Non-fungible tokens (NFTs) are still a relatively new kid on the block in the world of digital assets, but their popularity has sky-rocketed. In recent months, while the rest of the cryptocurrency market was brought to its knees, NFTs enjoyed a surge of demand beyond anyone’s wildest dreams, recording $2.5 billion in sales in the six months to July 30, 2021.
NFTs are units of data stored on a digital ledger which certify a digital asset to be unique and not interchangeable. This allows NFTs to represent one-of-a-kind digital items such as digital art, including photos and videos, and even tweets. And the prices that some of these items have been sold for are testament to their success. For example, Jack Dorsey, CEO of Twitter, sold his first tweet ever as an NFT earlier this year for a whopping $2.9 million!
But if an NFT is a digital item, surely it can be replicated? One might be forgiven for struggling to see how digital art relates to art collecting. With a painting by a famous artist, for example, it is easy to determine which version is the original as there is only one copy of it. With digital art, in theory, there can be an endless number of copies. So why would a collector want to buy a digital asset, often at a higher price than a real-life one?

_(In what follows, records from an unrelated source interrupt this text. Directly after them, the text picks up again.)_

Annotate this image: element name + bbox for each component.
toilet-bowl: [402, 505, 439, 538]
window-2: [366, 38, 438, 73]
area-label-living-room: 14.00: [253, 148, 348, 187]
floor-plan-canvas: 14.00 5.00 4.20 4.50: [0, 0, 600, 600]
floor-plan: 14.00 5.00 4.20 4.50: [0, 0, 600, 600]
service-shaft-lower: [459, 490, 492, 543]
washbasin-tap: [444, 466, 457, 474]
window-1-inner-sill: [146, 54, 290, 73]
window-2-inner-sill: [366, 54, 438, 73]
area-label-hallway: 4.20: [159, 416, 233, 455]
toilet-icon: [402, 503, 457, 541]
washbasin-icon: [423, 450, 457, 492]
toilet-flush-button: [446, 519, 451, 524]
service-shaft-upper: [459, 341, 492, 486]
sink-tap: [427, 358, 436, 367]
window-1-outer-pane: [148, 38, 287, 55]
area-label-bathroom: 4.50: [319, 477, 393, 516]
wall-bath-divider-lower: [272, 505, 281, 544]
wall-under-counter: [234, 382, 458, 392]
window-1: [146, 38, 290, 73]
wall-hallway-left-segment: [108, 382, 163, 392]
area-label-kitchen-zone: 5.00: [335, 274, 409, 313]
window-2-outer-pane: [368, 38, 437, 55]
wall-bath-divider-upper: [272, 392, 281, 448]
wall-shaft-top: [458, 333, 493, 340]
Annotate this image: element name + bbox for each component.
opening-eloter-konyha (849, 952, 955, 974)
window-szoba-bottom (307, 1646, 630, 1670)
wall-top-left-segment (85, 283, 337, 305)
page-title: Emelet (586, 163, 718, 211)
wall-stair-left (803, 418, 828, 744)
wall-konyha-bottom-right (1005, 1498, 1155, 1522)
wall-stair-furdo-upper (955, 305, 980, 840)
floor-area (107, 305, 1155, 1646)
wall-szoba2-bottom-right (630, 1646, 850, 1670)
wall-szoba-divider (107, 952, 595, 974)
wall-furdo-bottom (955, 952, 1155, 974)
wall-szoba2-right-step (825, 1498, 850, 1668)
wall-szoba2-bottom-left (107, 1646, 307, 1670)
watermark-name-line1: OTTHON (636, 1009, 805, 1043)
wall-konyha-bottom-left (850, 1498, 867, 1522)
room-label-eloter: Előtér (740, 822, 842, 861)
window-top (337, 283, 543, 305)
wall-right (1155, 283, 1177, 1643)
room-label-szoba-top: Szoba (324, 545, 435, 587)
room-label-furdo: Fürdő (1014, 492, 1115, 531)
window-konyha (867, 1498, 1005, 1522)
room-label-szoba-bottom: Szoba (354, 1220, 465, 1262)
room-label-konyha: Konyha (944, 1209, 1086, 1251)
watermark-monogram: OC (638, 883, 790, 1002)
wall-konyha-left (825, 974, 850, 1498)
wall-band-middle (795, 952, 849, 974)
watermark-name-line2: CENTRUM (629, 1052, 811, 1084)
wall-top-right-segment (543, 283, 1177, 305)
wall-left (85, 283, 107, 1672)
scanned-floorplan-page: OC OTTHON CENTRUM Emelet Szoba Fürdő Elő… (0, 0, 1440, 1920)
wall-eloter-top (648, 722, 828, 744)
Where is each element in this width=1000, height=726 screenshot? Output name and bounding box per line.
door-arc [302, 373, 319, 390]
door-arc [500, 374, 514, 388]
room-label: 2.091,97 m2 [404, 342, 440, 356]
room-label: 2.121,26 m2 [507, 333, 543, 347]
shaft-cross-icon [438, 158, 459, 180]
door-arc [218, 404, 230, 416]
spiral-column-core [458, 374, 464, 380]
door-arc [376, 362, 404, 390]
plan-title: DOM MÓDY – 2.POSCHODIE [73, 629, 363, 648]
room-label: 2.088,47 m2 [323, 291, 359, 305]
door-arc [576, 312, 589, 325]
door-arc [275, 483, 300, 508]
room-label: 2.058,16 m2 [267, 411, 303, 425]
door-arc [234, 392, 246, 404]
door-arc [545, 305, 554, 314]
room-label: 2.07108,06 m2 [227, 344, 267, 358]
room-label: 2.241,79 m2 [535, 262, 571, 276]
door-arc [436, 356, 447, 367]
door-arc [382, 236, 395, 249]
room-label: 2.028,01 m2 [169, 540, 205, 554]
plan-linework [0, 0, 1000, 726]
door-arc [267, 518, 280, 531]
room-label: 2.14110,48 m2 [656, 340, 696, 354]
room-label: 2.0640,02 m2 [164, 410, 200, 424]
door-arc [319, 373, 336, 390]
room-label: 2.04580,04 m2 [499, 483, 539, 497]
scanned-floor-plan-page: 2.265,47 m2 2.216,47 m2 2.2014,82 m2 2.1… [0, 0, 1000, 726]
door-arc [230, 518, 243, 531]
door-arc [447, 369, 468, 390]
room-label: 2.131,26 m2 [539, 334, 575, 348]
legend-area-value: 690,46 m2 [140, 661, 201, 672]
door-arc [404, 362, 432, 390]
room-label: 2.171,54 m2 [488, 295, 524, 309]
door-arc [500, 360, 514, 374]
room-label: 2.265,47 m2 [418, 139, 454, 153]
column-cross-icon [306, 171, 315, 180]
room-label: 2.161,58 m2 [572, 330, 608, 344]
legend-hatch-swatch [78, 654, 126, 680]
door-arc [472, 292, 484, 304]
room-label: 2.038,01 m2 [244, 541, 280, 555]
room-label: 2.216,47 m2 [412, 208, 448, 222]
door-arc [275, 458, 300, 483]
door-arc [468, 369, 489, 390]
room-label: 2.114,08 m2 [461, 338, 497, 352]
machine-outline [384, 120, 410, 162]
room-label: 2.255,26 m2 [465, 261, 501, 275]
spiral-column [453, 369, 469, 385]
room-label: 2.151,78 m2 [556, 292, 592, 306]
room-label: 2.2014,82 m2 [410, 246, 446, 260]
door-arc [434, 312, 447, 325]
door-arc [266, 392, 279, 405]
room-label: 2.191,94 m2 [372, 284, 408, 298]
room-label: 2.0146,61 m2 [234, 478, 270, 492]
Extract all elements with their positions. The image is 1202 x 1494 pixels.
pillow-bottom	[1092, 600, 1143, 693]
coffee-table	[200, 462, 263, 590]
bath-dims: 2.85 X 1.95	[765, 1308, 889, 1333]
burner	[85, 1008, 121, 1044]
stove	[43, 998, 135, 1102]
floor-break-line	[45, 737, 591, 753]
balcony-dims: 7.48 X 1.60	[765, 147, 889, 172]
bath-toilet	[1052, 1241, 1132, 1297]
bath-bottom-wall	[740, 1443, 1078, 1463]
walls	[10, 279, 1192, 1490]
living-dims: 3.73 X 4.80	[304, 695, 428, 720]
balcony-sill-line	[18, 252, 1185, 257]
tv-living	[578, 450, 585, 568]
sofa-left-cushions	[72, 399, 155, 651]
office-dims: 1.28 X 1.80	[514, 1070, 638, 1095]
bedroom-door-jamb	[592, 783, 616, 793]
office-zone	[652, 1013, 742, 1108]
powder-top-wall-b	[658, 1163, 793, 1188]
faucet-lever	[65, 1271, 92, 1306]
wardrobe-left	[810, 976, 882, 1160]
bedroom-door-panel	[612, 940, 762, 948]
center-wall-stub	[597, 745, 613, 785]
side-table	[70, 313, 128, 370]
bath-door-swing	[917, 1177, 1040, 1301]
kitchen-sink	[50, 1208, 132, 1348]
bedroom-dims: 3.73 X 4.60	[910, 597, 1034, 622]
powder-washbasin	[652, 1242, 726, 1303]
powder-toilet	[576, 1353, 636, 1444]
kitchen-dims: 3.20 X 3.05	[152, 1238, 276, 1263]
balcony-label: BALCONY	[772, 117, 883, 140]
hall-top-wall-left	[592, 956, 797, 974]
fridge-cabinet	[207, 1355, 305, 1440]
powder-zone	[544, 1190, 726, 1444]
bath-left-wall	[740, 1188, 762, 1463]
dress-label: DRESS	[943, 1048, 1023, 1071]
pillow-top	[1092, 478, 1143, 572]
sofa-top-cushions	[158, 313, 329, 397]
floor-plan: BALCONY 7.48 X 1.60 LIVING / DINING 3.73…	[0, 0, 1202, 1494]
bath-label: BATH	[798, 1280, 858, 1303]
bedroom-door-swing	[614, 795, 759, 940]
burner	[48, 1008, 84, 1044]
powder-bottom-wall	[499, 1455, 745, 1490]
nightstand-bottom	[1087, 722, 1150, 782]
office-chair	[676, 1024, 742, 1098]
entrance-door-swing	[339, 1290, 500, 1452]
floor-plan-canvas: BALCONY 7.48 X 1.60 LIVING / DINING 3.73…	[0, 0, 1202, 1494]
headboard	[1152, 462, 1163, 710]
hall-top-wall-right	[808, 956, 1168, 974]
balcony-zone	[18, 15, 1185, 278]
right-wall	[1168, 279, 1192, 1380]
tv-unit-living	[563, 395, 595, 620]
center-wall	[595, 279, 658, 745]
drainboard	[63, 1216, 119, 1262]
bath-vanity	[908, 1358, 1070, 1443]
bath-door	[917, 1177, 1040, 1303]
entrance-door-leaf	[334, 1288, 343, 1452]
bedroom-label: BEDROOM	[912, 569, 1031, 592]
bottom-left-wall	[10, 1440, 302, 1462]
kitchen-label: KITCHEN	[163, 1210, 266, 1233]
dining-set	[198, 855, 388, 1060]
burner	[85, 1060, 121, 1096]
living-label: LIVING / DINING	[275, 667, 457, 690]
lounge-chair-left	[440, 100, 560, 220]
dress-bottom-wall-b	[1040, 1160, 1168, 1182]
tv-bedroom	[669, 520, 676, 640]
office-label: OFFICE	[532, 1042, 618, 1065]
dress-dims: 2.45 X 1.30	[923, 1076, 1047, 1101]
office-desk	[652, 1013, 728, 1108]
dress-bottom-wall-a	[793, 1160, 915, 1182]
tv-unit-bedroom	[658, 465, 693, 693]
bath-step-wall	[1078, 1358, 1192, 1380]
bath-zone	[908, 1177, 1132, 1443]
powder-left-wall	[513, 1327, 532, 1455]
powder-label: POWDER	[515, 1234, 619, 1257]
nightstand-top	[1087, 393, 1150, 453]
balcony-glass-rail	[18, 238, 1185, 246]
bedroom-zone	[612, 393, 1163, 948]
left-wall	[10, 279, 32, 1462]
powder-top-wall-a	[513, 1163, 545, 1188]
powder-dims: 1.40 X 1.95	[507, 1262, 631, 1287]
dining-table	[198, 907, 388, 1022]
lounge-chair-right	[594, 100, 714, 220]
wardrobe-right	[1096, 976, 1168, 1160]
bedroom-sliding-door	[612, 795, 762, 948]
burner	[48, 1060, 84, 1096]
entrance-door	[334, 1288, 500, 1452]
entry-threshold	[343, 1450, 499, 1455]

Matt Hall, co-founder of Larva Labs, a creative studio and an early innovator in blockchain art, explained that “the digital world is the real world for a lot of people now”. Increasingly, the online world is becoming at least as important, if not more so, than the real-life world where we can hang a painting on a wall. The way we view ownership is also ultimately changing. Today, owning a digital art asset is seen by many to be no different from owning a painting.
Store of value
That’s all well and good, but why did NFTs continue booming at a time when the rest of the digital asset world was suffering a huge downturn? Ran Neuner, co-founder and CEO of Onchain Capital, tweeted a few months ago that NFTs are “the ultimate store of value and inflation hedge.”
He used the example of EtherRocks, digital pet rocks with a limited supply that have been in circulation since 2017. EtherRocks display a still image of a stone, identical in shape and size but each sporting a unique color. The most expensive EtherRock up for resale is priced at $1.9 million.
As Neuner points out, a key advantage of NFTs is their finite supply, which allows for their price to be hugely inflated. Like any other art, a collectible NFT price isn’t linked to inflation and economic cycles — it’s simply whatever people are willing to pay for it. And that’s often big bucks: New York auction house Christie’s reports selling an NFT by digital artist Beeple for $69 million in a groundbreaking auction in March and then an Andy Warhol NFT in May for $3.3 million, for example.
The auction house revealed that 71% of NFT sales registrants are new to Christie’s, with an average age of 38 years old. This suggests that NFTs are a new way for millennials and digital natives to interact with art collecting, a form of investing that one might expect to be the realm of older high net worth individuals in the world of traditional finance.
A world of opportunity
NFTs are not just about art or tweets, though. A growing number of assets are being digitized using the NFT format, and big businesses across the world are entering the fray. For example, last month, Alibaba-owned South China Morning Post (SCMP) announced the launch of its ARTIFACT Litepaper which aims to make history discoverable. This has seen the paper tokenize its 118-year-old collection of media assets as NFTs.
NFTs are also a new way to interact with favorite celebrities and capture iconic moments, and there are some big names behind the hype. For example, seven-time Super Bowl champion Tom Brady announced in April that he was launching an NFT platform called Autograph. The aim is to bring together some of the biggest names from the sports, entertainment, fashion, and pop culture industries to create unique digital collectibles. As we know, putting a brand name on anything can set prices soaring, so it is no wonder that putting a famous name on an NFT is proving to be a winning strategy.
Naturally, there have been suggestions that NFTs are simply a craze and that the bubble will eventually burst. One could argue, however, that with large tech and entertainment corporations looking to get a piece of the pie, it is unlikely NFTs will die out anytime soon. There are simply too many opportunities to utilize this technology to make items that are collectible and desirable by a generation that is looking to put money into something different and unique. Having survived one crypto downturn already, it looks like NFTs are here to stay.